Chris Borland (50) retired after his rookie season with the San Francisco 49ers over concerns about CTE. (Getty)
Chris Borland (50) retired after his rookie season with the San Francisco 49ers over concerns about CTE. (Getty)

It’s natural to wonder, whether you’re an ex-football player or ex-military, whether symptoms are coming from brain trauma, from lifestyle adjustments, from something else, or from all of the above. And when the rest of the world seems to be going on without you, things can worsen still.

“It’s a hard time to be a young person,” he said. “There have been so many things to do with automation. It hasn’t been easy finding anything in the job world.”

This is part of Borland’s new mission, at age 27. He has two brothers, Joe and John, who are decorated members of the U.S. Army. He is running in the annual Pat Tillman race in Arizona on April 21. He is working with people in the football world and in the military world on everything from addiction treatment to meditation to getting the proper diet and exercise. It all matters.

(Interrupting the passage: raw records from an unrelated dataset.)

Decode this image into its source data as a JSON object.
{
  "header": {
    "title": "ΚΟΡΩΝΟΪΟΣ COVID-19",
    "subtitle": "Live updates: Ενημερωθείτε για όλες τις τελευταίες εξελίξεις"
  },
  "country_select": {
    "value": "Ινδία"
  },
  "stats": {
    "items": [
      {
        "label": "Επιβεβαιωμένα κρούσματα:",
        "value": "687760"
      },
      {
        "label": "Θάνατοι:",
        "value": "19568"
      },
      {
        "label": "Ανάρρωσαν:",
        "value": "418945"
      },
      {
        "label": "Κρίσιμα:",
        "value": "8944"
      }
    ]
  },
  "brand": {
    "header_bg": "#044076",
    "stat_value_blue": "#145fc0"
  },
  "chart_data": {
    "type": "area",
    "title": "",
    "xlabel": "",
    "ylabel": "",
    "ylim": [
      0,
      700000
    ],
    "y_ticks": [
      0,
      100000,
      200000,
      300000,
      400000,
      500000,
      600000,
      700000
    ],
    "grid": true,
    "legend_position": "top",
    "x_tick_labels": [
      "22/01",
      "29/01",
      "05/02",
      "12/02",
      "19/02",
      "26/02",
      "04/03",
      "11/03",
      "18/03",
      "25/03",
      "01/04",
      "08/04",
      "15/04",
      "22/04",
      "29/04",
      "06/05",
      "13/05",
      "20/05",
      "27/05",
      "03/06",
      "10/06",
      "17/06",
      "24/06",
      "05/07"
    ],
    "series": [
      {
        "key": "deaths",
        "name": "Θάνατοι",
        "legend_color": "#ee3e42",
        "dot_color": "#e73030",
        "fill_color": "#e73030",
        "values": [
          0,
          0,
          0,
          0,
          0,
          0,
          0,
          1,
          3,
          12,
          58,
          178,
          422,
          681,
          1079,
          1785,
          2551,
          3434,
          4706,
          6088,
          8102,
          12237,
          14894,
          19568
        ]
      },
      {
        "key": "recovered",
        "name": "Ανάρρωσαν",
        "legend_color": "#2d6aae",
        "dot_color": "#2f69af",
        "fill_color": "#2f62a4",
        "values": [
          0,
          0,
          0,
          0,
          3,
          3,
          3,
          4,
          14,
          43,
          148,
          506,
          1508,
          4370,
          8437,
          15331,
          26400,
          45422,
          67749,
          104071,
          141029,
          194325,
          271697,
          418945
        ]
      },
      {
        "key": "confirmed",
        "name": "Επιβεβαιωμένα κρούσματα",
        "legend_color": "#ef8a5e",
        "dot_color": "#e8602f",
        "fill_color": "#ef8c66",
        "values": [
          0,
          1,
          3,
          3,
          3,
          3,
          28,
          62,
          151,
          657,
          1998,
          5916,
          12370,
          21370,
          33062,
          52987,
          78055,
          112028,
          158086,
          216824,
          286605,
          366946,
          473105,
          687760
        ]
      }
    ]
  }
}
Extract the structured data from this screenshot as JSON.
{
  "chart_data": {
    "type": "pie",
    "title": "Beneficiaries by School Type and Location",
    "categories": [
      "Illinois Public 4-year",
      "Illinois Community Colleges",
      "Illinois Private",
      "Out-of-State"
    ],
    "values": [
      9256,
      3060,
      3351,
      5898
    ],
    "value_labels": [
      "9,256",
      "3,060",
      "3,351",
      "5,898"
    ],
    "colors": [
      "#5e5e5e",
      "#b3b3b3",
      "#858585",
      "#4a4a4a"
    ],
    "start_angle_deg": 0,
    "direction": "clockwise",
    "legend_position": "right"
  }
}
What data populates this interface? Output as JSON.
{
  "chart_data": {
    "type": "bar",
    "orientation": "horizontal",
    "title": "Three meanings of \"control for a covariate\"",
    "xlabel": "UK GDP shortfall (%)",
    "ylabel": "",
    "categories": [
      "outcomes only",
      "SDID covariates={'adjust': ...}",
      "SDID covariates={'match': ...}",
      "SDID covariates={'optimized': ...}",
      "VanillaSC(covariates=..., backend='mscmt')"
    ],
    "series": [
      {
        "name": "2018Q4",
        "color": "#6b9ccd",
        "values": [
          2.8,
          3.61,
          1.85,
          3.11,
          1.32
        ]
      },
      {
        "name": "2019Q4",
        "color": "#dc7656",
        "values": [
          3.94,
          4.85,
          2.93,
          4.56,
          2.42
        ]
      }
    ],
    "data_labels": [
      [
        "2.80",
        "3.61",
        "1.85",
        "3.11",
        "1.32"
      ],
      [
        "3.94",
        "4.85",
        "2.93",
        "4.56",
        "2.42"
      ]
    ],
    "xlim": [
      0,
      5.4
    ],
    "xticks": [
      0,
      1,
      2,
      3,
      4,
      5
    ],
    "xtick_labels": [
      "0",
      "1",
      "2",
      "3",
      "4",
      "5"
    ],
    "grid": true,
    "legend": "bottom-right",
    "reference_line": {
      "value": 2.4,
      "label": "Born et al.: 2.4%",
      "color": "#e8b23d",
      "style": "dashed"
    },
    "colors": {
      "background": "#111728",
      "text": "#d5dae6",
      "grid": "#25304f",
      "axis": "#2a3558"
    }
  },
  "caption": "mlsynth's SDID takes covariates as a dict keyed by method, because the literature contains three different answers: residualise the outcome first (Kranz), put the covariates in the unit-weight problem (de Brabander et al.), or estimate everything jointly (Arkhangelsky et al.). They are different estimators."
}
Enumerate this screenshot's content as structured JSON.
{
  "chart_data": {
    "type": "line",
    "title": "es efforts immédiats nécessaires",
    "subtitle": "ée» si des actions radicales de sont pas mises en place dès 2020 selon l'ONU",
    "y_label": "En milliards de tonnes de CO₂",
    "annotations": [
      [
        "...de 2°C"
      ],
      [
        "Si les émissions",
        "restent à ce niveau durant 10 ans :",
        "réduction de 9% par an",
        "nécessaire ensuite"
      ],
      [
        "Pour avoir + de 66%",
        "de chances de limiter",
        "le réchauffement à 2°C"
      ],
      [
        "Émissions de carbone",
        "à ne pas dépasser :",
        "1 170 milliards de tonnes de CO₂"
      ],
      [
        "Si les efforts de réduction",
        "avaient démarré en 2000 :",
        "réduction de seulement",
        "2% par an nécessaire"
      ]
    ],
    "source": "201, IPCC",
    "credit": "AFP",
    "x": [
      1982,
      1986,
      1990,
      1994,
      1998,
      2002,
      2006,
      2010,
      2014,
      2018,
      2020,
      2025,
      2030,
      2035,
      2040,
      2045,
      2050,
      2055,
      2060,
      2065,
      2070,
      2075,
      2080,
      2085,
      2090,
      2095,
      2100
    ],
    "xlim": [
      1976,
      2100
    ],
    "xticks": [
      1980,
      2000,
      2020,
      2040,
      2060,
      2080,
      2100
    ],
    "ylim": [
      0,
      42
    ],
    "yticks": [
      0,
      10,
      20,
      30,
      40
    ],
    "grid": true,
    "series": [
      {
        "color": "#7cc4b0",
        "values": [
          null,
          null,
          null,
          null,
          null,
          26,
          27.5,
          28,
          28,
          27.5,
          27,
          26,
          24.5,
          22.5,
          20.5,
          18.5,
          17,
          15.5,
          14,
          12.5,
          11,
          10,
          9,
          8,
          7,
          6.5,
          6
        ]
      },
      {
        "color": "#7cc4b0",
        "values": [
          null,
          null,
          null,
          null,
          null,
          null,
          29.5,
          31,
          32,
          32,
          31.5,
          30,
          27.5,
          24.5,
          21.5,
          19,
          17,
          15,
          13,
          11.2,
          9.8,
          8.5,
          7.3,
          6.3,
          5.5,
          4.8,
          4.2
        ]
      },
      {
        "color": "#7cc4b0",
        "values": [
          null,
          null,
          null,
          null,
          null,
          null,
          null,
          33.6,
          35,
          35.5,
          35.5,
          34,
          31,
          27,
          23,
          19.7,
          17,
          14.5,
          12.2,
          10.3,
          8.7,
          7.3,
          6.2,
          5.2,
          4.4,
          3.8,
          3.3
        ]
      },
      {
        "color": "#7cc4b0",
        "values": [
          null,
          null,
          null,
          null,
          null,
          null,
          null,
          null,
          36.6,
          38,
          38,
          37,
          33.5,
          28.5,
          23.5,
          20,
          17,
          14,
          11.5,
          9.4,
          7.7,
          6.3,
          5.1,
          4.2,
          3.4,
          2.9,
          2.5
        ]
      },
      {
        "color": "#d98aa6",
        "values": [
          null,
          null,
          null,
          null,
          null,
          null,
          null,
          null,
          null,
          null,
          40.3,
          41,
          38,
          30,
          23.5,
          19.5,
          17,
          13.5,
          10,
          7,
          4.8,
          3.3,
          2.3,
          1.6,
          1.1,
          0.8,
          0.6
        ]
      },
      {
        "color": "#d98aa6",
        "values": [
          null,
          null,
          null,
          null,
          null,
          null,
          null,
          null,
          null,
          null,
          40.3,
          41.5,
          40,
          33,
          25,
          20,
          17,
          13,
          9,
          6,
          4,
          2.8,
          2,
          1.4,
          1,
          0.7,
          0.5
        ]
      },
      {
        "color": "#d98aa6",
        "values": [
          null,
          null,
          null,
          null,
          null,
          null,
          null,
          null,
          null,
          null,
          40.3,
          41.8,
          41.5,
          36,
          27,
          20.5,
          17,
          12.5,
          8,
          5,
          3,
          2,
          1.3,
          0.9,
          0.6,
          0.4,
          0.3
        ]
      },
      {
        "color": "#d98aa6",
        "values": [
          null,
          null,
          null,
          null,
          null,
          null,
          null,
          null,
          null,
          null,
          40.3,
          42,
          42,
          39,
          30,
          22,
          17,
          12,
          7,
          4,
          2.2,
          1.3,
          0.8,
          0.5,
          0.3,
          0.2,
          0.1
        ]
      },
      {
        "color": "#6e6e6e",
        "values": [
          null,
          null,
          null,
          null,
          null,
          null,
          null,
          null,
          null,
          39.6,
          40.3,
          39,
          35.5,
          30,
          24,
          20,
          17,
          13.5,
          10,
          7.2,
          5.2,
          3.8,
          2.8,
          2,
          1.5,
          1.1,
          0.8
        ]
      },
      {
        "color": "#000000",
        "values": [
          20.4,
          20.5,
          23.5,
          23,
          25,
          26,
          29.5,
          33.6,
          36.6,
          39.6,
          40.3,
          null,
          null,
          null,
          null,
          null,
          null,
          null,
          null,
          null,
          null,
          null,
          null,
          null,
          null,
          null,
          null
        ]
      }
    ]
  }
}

“Make sure you let players know they won’t be alone,” Borland said. “If you have these issues, you can feel there’s no one you can talk to. If you have an issue, you should see someone.”

Four years later, Chris Borland has replaced a minute-by-minute football schedule with a life that could bring almost anything. He travels “a ton,” works from home in Los Angeles, and “there’s truly no normal.” He did his interview with Yahoo Sports while walking to a meeting. “I have 25 minutes,” he said. (So maybe his schedule is still minute-by-minute.) He describes himself as “happy.” Yet he adds, “I still have some things to sort out. I feel like I’m nearly there.”

He’s still in the football world, as evidenced by the players who come to him for advice. He’s still aware of the hot topics of the day, saying of former teammate Colin Kaepernick, “It’s unfortunate he’s been blacklisted.” But in another, more significant way, he’s all the way out. He no longer watches football – college or pro.

“It isn’t out of protest,” he said, “but a hard-earned apathy.”